Create and communicate Product Roadmap

The Product Roadmap is owned by the Product Owner and is intended to provide the team and key stakeholders visibility into the forecasted future.  The Roadmap should show the planning or release cadence through time-bound intervals, the features that are planned for each interval, and the business objectives the feature set is meant to achieve.  This visual is built through collaboration with the team and key stakeholders.  This artifact should be at a high-level, containing just enough information to clearly communicate the currently projected deliveries.  Given that the Product Roadmap is a point-in-time representation of the forecasted future, it must be maintained as a living document, continuously being updated based on the latest information from the market, the team, and the organization.  A Product Roadmap that is well crafted at the right level of detail and easily understood at a glance is a powerful tool for communicating the projected path of a team and/or a product.

Identify Minimum Marketable Features

One important way that a Product Owner can manage the economics of a product is to identify Minimum Marketable Features and Feature Sets.  A Minimum Marketable

Feature (MMF) represents the minimum amount of functionality required to release a product.  This is an extremely important construct, due to the speed at which markets change and evolve.  By employing MMFs, we can speed our time-to-market and gain valuable feedback directly from our customers based on real, working product.  Ideally, the Product Roadmap is built based on MMFs, with each interval delivering an MMF to market.  The earlier we can deliver an MMF, the more time and flexibility we have to adjust our plans to match the true customer needs.

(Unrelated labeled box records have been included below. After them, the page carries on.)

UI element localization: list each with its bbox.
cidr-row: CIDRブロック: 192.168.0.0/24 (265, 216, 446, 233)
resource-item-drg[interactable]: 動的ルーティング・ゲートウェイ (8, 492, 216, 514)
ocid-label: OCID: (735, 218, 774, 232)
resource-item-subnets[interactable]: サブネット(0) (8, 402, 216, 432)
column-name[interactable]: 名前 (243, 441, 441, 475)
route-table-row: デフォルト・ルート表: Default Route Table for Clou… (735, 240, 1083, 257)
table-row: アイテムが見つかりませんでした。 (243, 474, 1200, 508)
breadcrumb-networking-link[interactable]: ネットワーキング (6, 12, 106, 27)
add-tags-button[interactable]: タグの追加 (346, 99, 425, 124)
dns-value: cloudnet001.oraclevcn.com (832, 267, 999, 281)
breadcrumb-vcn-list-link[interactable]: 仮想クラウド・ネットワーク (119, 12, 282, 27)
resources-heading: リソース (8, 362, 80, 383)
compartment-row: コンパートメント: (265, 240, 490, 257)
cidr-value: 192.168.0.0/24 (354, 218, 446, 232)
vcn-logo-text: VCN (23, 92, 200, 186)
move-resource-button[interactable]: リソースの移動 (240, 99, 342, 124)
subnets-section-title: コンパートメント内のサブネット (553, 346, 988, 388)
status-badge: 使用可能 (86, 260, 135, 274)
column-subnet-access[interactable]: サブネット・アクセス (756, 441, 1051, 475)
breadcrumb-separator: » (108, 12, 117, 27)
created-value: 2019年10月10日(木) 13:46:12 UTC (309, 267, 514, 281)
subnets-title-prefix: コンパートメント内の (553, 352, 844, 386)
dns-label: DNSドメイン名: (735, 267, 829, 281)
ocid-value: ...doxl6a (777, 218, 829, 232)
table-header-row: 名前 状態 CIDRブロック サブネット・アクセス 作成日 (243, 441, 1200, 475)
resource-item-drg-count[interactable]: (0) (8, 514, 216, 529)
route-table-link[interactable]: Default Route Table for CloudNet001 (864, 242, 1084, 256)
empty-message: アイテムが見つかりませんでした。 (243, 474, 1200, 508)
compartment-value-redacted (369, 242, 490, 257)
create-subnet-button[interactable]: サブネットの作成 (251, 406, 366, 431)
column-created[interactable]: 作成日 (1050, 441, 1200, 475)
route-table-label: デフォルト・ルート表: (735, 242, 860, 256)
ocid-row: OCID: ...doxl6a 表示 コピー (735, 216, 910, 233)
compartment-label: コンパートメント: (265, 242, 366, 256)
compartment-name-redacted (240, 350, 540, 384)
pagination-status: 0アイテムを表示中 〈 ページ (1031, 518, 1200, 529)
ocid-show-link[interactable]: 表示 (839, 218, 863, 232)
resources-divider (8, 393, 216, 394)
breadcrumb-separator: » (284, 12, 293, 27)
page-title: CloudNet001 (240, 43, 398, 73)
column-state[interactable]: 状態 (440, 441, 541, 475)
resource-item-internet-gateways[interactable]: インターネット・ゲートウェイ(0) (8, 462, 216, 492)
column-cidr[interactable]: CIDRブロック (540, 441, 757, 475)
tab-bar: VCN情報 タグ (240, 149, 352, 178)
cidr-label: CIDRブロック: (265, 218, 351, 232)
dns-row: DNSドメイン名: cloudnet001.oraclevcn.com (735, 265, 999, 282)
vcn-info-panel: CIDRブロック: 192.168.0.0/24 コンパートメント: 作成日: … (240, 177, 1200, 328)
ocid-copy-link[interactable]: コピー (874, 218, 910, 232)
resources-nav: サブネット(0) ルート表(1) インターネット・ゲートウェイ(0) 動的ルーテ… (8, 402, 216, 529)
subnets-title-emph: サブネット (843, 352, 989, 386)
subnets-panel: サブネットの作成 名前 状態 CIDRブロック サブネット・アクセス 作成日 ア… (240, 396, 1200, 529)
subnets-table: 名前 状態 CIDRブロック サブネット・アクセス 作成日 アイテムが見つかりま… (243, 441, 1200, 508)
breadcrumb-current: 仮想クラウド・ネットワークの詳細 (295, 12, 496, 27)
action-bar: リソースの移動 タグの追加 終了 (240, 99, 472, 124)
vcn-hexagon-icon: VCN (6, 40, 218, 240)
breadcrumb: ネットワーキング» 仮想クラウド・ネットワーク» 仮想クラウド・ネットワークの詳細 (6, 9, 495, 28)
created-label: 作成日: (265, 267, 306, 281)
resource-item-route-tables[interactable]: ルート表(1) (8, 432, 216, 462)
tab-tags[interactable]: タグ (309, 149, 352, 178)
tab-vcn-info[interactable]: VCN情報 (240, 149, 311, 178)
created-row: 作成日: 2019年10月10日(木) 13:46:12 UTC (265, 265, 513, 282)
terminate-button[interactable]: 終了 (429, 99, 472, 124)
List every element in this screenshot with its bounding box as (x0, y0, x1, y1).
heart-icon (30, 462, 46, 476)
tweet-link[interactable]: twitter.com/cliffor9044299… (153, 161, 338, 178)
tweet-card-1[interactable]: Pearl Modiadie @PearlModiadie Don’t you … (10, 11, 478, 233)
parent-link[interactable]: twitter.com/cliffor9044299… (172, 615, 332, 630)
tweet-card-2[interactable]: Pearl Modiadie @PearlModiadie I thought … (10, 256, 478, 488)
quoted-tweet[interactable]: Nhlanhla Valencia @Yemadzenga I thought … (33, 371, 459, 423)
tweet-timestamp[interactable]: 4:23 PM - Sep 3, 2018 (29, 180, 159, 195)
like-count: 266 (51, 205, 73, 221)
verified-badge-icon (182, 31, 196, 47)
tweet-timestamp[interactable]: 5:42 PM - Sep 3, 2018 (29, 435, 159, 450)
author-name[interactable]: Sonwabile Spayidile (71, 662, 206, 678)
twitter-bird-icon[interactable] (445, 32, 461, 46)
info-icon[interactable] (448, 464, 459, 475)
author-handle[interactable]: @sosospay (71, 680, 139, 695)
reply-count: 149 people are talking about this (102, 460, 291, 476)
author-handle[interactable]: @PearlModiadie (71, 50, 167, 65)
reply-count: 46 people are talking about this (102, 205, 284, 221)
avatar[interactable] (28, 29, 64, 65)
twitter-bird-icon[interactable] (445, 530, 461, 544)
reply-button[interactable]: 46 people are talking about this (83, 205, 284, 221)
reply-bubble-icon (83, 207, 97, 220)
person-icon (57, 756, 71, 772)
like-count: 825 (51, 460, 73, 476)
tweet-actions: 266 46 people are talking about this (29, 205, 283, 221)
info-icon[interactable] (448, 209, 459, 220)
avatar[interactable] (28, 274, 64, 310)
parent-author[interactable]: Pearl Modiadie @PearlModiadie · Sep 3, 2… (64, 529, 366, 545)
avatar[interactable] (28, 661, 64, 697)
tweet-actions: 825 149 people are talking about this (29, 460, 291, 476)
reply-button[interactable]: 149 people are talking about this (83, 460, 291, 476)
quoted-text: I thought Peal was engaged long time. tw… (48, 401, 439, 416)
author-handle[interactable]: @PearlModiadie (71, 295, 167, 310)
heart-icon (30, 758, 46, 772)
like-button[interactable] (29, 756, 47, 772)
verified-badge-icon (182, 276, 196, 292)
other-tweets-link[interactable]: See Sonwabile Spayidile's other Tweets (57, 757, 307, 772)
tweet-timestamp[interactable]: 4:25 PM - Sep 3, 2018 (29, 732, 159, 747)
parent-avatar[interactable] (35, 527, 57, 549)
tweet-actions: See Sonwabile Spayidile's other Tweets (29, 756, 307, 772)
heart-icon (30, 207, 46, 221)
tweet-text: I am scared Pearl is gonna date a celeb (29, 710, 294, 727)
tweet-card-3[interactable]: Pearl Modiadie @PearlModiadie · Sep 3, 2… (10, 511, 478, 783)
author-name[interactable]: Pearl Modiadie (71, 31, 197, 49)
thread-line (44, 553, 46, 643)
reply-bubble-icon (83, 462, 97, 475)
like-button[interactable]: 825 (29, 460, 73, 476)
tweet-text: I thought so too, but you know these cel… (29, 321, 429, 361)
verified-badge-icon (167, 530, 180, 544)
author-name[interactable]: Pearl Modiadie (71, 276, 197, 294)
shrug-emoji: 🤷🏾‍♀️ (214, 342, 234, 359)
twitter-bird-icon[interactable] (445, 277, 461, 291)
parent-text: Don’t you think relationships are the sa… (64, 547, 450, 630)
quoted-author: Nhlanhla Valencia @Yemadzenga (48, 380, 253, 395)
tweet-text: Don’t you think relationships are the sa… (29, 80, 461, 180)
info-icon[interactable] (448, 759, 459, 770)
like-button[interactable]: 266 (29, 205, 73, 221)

Provide team with decision rules

Another adjustment in how agile teams approach the work is a focus on decentralized decision-making.  We already know that decisions for the direction of the product are decentralized to the Product Owner, but there is an opportunity to further decentralize the very small decisions to the team.  This is only viable if the Product Owner creates and clearly communicates a decision model for team members to follow.  This allows the small tweaks that were once forbidden to now become economically viable.  By this I mean that if we can make small adjustments without the overhead of a formal change control process, we can increase the value of the adjustment by reducing the cost of the decision to do it.  With this model, small value-add tweaks made by the team can have a sizable economic return.

Communicate to the larger whole

The Product Owner is responsible for making decisions visible outside of the team and for communicating the product direction and the status of forecasted deliveries.  Through transparency of progress against forecasts and product scoping decisions, the Product Owner manages stakeholder expectations and the risks inherent in decentralizing decision-making authority.  There are a countless number of ways to achieve this high level of transparency, all of which follow the pattern communicate, communicate, communicate, and communicate again.  Product Owners that have been highly successful in creating transparency have used many different mediums for communicating.  They use easily understood visuals and graphs, clear and concise emails and status reports, and frequent face-to-face communication.  However transparency is implemented, the goal remains the same; full disclosure.

There are many changes in the way teams approach the work in an agile environment and the Product Owner plays a key role in shaping that approach.  To enable the transition to an agile approach, you must invest in Product Owner Competency that focuses on building empathy for the customer and managing product economics.  Great code does not equal great products.  Great code enables us to solve complex problems.  However, without empathy for our users and economics to drive decisions, our great code may be wasted solving the wrong problem.